Evoluant originellement dans un Doom/Black des plus classiques la formation a conservé cette trame tout en y ajoutant une grosse base mélodique et lumineuse, qui va être d’ailleurs le point fort de cet opus. Car si les parties plus violentes et rapides sont relativement classiques et passe-partout dans leur interprétation, celles-ci vont régulièrement s’effacer au profit d’ambiances spatiales éthérées, portées par des longues cavalcades de leads aériens et mélodieux. On va d’ailleurs remarquer cela très rapidement au sein de l’étonnant « The Ceremony » qui ouvre cette galette, car si au départ on est en présence d’un Metal noir froid et glacial où se succèdent blasts et parties rapides énervées d’obédiences martiales, la seconde moitié de ce titre va prendre tout le monde à revers. En effet elle n’a rien à voir avec ce qu’on a pu entendre jusque-là (qui était sympathique et bien foutu, à défaut d’être grandiose) puisqu’elle débute tout d’abord sous la forme d’un break salvateur, où les notes douces et mélodieuses apparaissent dans une ambiance apaisante et planante. On se retrouve ici embarqué en plein voyage vers des territoires inconnus où l’on plane littéralement au milieu d’une batterie douce et surtout d’un très long solo particulièrement fin et fluet, qui donne la sensation d’être léger comme une plume dans cet univers étrange et onirique (porté par un clavier discret et sobre). Se terminant par ce moment de bien-être artistique et spirituel ce morceau d’ouverture donne le ton de la suite, d’abord en s’étirant sur une durée assez conséquente (pour se dévoiler totalement) et surtout en mettant en avant un schéma qui va se répéter par la suite, où les passages plutôt directs et rentre-dedans vont succéder dans un sens comme dans l’autre, à ceux plus posés et enivrants.

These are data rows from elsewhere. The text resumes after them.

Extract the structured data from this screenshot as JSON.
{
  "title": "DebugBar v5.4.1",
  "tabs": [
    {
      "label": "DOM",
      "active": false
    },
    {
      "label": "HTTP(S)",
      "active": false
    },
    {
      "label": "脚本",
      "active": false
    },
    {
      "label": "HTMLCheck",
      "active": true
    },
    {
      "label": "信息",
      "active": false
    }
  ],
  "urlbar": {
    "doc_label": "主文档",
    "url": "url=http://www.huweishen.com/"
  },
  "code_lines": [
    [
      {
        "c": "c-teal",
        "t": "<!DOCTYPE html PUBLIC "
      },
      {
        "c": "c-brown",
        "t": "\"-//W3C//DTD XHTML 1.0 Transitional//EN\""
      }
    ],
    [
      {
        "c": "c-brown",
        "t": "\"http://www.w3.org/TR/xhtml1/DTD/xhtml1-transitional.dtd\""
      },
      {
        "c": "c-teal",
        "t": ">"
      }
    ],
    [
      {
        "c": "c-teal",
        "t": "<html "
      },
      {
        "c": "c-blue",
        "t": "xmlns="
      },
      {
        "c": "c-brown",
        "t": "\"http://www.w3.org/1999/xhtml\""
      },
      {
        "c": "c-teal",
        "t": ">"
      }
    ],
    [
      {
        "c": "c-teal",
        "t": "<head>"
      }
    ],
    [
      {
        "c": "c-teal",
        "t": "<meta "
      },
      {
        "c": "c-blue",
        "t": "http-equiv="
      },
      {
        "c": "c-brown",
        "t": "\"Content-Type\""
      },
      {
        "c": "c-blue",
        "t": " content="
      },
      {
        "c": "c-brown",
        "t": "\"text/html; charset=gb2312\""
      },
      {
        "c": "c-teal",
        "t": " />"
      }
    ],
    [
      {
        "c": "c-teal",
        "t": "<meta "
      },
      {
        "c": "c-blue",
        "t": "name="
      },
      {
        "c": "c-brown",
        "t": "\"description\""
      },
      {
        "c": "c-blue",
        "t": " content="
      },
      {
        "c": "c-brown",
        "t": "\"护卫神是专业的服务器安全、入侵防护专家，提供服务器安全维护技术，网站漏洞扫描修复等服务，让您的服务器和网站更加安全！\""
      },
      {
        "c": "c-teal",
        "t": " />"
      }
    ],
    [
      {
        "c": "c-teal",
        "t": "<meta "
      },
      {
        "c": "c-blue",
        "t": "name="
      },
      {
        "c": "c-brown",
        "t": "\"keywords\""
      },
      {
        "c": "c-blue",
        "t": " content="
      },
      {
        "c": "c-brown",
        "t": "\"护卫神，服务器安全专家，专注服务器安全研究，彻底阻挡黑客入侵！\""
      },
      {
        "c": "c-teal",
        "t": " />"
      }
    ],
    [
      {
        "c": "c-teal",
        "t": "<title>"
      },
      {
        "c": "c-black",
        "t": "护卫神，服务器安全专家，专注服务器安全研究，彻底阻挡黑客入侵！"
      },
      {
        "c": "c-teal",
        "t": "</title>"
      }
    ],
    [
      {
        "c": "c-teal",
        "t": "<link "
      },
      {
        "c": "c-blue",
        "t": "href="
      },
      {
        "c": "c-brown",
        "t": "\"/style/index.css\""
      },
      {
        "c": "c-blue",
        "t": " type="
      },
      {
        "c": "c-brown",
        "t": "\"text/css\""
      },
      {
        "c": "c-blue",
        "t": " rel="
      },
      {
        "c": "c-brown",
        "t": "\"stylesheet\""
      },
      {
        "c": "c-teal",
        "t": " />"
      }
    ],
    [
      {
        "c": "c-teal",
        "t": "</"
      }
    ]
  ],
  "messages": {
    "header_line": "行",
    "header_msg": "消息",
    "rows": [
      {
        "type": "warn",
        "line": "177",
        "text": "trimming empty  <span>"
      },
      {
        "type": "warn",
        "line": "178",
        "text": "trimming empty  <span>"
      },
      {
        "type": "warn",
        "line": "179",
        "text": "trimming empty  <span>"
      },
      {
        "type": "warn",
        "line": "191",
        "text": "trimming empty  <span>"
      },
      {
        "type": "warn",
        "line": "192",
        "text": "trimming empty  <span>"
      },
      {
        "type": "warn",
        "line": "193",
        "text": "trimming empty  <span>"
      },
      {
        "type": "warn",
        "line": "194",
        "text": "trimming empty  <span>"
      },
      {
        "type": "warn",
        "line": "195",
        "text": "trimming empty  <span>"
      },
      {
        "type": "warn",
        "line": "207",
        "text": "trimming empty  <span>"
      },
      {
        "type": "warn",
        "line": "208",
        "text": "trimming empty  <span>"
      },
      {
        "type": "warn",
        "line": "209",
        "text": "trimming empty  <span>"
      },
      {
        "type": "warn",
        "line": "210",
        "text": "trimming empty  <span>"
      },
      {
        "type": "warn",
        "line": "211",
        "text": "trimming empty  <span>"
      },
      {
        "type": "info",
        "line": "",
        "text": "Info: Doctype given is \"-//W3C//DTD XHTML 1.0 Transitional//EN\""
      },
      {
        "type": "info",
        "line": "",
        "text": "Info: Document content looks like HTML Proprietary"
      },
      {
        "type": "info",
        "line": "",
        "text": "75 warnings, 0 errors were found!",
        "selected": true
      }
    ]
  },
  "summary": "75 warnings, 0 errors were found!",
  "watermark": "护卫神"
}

Si la construction finit par se montrer légèrement répétitive et prévisible sur la longueur, la qualité des plages instrumentales évolue positivement au fil de l’avancée de cette réalisation, comme avec le remuant « Instinct » plus industriel et synthétique (où la voix haranguée amène un surplus de brutalité pas déplaisant), au grand-écart des plus marqué. Si la violence se fait entendre elle disparait ensuite pour laisser place à une longue piste planante, portée par un jeu de guitare fin et spirituel (que n’aurait pas renié David Gilmour des PINK FLOYD), sentiment que l’on retrouve plus loin avec le sombre « After The Chaos ». Avec un nom pareil on se doute bien que la noirceur va être plus importante et c’est effectivement le cas, vu que les arpèges nuageux et cosmiques ouvrent le bal avant que les rafales de blasts ne retentissent de l’autre côté afin de prendre le relais, mélangeant donc les harmonies entre espoir et désespoir. Misant toujours sur une variation extrême, l’avancée vers la conclusion finale va être de plus en plus intéressante, même s’il va falloir s’accrocher pour en saisir toutes les subtilités qui vont se présenter, tant elles vont monter en nombre et en technique. En effet on va avoir droit à des plans quasiment free-jazz sur « The Birth Of The Cursed Book » (porté là-encore par un clavier qui se fait discret et qui amène un vrai supplément d’âme), épiques sur « Denial Tragedy », et même synthétiques sur « Before The Chaos » où la reverb’ des voix (notamment chuchotée) renforce le sentiment d’oppression.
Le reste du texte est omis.